Un bebé de 20 meses muere por golpe de calor en Fuerteventura en pleno verano
La ola de calor en Canarias se cobra su primera víctima mortal: un bebé de apenas 20 meses perdió la vida por un golpe de calor en Fuerteventura.
Este trágico suceso evidencia lo peligrosas que pueden ser las altas temperaturas, especialmente para los más pequeños y las personas mayores. El niño fue atendido inicialmente en el hospital de la isla, pero su estado empeoró rápidamente y fue trasladado a Gran Canaria, donde finalmente falleció en la madrugada del domingo.
El aumento de temperaturas, que en muchas zonas del archipiélago superan los 40ºC, está poniendo en jaque la seguridad y salud de todos.

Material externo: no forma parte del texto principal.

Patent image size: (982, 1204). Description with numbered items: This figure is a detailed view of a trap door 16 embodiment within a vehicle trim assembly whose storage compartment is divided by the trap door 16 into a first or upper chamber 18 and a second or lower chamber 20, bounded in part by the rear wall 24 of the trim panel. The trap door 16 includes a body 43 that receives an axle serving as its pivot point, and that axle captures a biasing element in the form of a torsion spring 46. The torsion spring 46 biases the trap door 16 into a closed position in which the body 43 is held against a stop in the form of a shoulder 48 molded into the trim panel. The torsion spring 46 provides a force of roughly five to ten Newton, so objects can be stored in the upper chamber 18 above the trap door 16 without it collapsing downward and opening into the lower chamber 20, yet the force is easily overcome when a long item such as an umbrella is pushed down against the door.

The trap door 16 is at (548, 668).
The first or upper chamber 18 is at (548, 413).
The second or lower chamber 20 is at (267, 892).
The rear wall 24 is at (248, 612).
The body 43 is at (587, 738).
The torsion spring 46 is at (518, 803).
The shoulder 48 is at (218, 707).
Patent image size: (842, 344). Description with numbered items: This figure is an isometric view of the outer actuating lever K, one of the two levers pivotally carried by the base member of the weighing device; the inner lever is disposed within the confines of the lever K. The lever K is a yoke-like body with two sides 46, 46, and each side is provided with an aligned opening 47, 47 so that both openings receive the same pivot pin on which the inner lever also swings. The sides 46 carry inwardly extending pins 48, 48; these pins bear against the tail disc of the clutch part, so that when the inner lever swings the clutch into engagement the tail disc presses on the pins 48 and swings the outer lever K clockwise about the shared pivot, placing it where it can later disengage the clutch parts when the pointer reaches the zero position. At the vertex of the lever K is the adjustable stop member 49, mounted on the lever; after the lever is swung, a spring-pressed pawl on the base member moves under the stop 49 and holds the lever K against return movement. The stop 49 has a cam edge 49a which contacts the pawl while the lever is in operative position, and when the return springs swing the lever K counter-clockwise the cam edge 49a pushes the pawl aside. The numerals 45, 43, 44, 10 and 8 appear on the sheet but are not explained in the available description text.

La irresponsabilidad de no proteger a los niños del sol y el calor puede tener consecuencias fatales, como en este caso, que llena de tristeza a toda la comunidad.
Para las familias, esto es una llamada de atención: proteger a los más pequeños en días de calor extremo, evitar salir en las horas más calurosas y mantenerse siempre hidratados. La prevención puede salvar vidas.
Ahora, las autoridades deben reforzar campañas de concienciación y controles, y las familias deben extremar las precauciones. La pérdida de un niño es un golpe duro que no puede repetirse. La comunidad debe aprender y actuar para evitar futuras tragedias.